Книга ночей | страница 74



И вот им пришлось вернуться в свои фронтовые норы, пропахшие трупами, чье гниение усугубляла сумасшедшая жара. Иногда к вечеру над окопами проносились грозы, смешивая громовой треск и ослепительные молнии с нескончаемым уханьем и вспышками взрывов. Дожди, обрушиваясь на траншеи, превращали их в сплошную топь. Небосвод содрогался от двойного гнета войны и грозы; он походил на брюхо какого-то чудовищного дракона, пышущего отравленным огнем. Огюстену чудилось, будто эта смертоносная липкая шкура и есть оболочка Господа Бога.

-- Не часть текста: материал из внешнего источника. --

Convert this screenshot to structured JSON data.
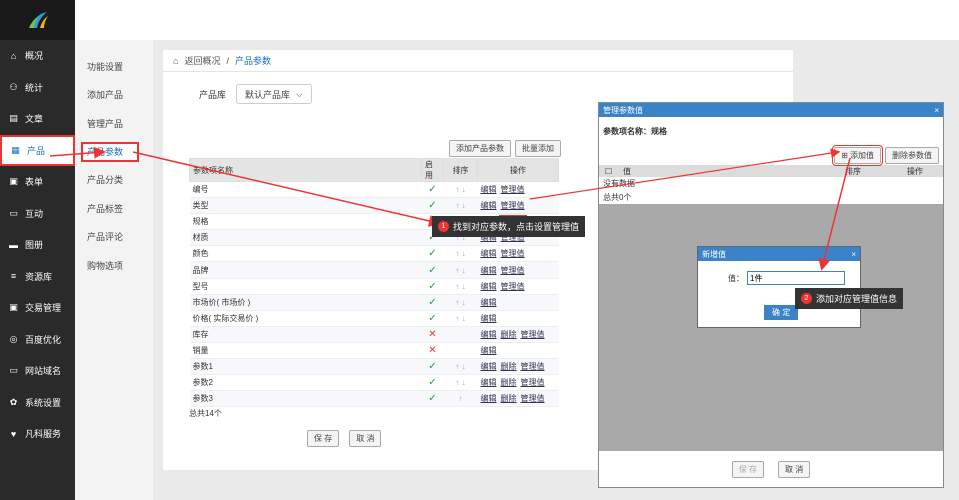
{
  "sidebar": {
    "items": [
      {
        "icon": "⌂",
        "label": "概况"
      },
      {
        "icon": "⚇",
        "label": "统计"
      },
      {
        "icon": "▤",
        "label": "文章"
      },
      {
        "icon": "▦",
        "label": "产品"
      },
      {
        "icon": "▣",
        "label": "表单"
      },
      {
        "icon": "▭",
        "label": "互动"
      },
      {
        "icon": "▬",
        "label": "图册"
      },
      {
        "icon": "≡",
        "label": "资源库"
      },
      {
        "icon": "▣",
        "label": "交易管理"
      },
      {
        "icon": "◎",
        "label": "百度优化"
      },
      {
        "icon": "▭",
        "label": "网站域名"
      },
      {
        "icon": "✿",
        "label": "系统设置"
      },
      {
        "icon": "♥",
        "label": "凡科服务"
      }
    ]
  },
  "subnav": [
    "功能设置",
    "添加产品",
    "管理产品",
    "产品参数",
    "产品分类",
    "产品标签",
    "产品评论",
    "购物选项"
  ],
  "breadcrumb": {
    "back": "返回概况",
    "sep": "/",
    "current": "产品参数"
  },
  "filter": {
    "label": "产品库",
    "value": "默认产品库"
  },
  "toolbar": {
    "add_param": "添加产品参数",
    "batch_add": "批量添加"
  },
  "table": {
    "headers": [
      "参数项名称",
      "启用",
      "排序",
      "操作"
    ],
    "rows": [
      {
        "name": "编号",
        "enabled": true,
        "sort": "↑ ↓",
        "ops": [
          "编辑",
          "管理值"
        ]
      },
      {
        "name": "类型",
        "enabled": true,
        "sort": "↑ ↓",
        "ops": [
          "编辑",
          "管理值"
        ]
      },
      {
        "name": "规格",
        "enabled": true,
        "sort": "↑ ↓",
        "ops": [
          "编辑",
          "管理值"
        ]
      },
      {
        "name": "材质",
        "enabled": true,
        "sort": "↑ ↓",
        "ops": [
          "编辑",
          "管理值"
        ]
      },
      {
        "name": "颜色",
        "enabled": true,
        "sort": "↑ ↓",
        "ops": [
          "编辑",
          "管理值"
        ]
      },
      {
        "name": "品牌",
        "enabled": true,
        "sort": "↑ ↓",
        "ops": [
          "编辑",
          "管理值"
        ]
      },
      {
        "name": "型号",
        "enabled": true,
        "sort": "↑ ↓",
        "ops": [
          "编辑",
          "管理值"
        ]
      },
      {
        "name": "市场价( 市场价 )",
        "enabled": true,
        "sort": "↑ ↓",
        "ops": [
          "编辑"
        ]
      },
      {
        "name": "价格( 实际交易价 )",
        "enabled": true,
        "sort": "↑ ↓",
        "ops": [
          "编辑"
        ]
      },
      {
        "name": "库存",
        "enabled": false,
        "sort": "",
        "ops": [
          "编辑",
          "删除",
          "管理值"
        ]
      },
      {
        "name": "销量",
        "enabled": false,
        "sort": "",
        "ops": [
          "编辑"
        ]
      },
      {
        "name": "参数1",
        "enabled": true,
        "sort": "↑ ↓",
        "ops": [
          "编辑",
          "删除",
          "管理值"
        ]
      },
      {
        "name": "参数2",
        "enabled": true,
        "sort": "↑ ↓",
        "ops": [
          "编辑",
          "删除",
          "管理值"
        ]
      },
      {
        "name": "参数3",
        "enabled": true,
        "sort": "↑",
        "ops": [
          "编辑",
          "删除",
          "管理值"
        ]
      }
    ],
    "total": "总共14个"
  },
  "footer": {
    "save": "保 存",
    "cancel": "取 消"
  },
  "dialog": {
    "title": "管理参数值",
    "close": "×",
    "name_label": "参数项名称：规格",
    "add_value": "添加值",
    "delete_value": "删除参数值",
    "col_value": "值",
    "col_sort": "排序",
    "col_ops": "操作",
    "empty": "没有数据",
    "total": "总共0个",
    "save": "保 存",
    "cancel": "取 消"
  },
  "subdialog": {
    "title": "新增值",
    "close": "×",
    "label": "值：",
    "value": "1件",
    "confirm": "确 定"
  },
  "tips": [
    {
      "num": "1",
      "text": "找到对应参数，点击设置管理值"
    },
    {
      "num": "2",
      "text": "添加对应管理值信息"
    }
  ],
  "colors": {
    "accent": "#3a83c9",
    "highlight": "#e33333",
    "sidebar": "#2a2a2a"
  }
}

И, однако, на сей раз этот безумный Бог сжалился над ними, и Жюльетте пришлось благодарить его за оказанную милость. Братья так и не поняли, каким образом удалось их возлюбленным переслать письмо, которое было вручено им в самый разгар боя. Жестяную коробку, пущенную по Мезе, нашли в прибрежной осоке, возле Черноземья, и передали Золотой Ночи-Волчьей Пасти.

Жюльетта писала им от имени отца, сестер и своего собственного. Но и ей при этом не хватало имен и слов, ибо, читая незавершенный рассказ Огюстена, она ясно ощутила, как проклятие Вдовьего дома вновь подняло голову, угрожая на сей раз не только ее личной судьбе, но и участи всех женщин на свете. И в ее голосе звучали вселенские ужас и боль, которые она, бессильная побороть их в одиночку, вверяла в руки Господа. «Ибо только в пробитых гвоздями руках Божьих, — писала она, — любое зло и страдание улягутся, исчезнут в Его ранах. Я плакала дни и ночи, перечитывая твой рассказ. А потом слезы мои высохли. Мне вдруг стало ясно, что несчастье наше слишком огромно, слишком тяжко для нас, и нести его самим значит впасть в грех гордыни. Тогда я пошла в церковь, встала на колени перед деревянным распятием в алтаре и бросила к ногам Иисуса мой страх, мое отчаяние, все, что меня мучило. И вдруг я почувствовала, как то зло, которое обрушилось на нас, отлетело от меня, скрылось в разверстой ране на Его боку, достигло Его сердца и сгорело там. Теперь мне больше не страшно. Ты будешь спасен, я знаю, я уверена в этом, и я жду твоего возвращения». Но для Огюстена ее слова не имели смысла, он давно утратил веру и мысленно осуждал Жюльетту за то, что она попалась на удочку религии. Теперь он был солидарен со своим отцом в его мятежном отрицании Бога.

Что же до Ортанс, та не плакала и не молилась. Ей хотелось кричать. Кричать громче солдат, идущих в атаку и гибнущих под пулями. Кричать громче самой войны. Да, она была именно тем, нарисованным рукою Матюрена садом, большим диким садом, звенящим птичьими голосами и стрекотом кузнечиков, полным разомлевших от жары, цветущих кустов, сырых тенистых уголков и кротовых норок. Но сад славен не только красками, он еще и благоухает. И нет запаха сильнее, проникновеннее и слаще, чем аромат роз. Ортанс сделала для Матюрена самый вдохновенный, самый выразительный из своих рисунков — пестрое, яркоцветное тело со множеством рук и ног, торчащих во все стороны, как раздерганные спицы колеса, а в центре — зрелая, распустившаяся роза.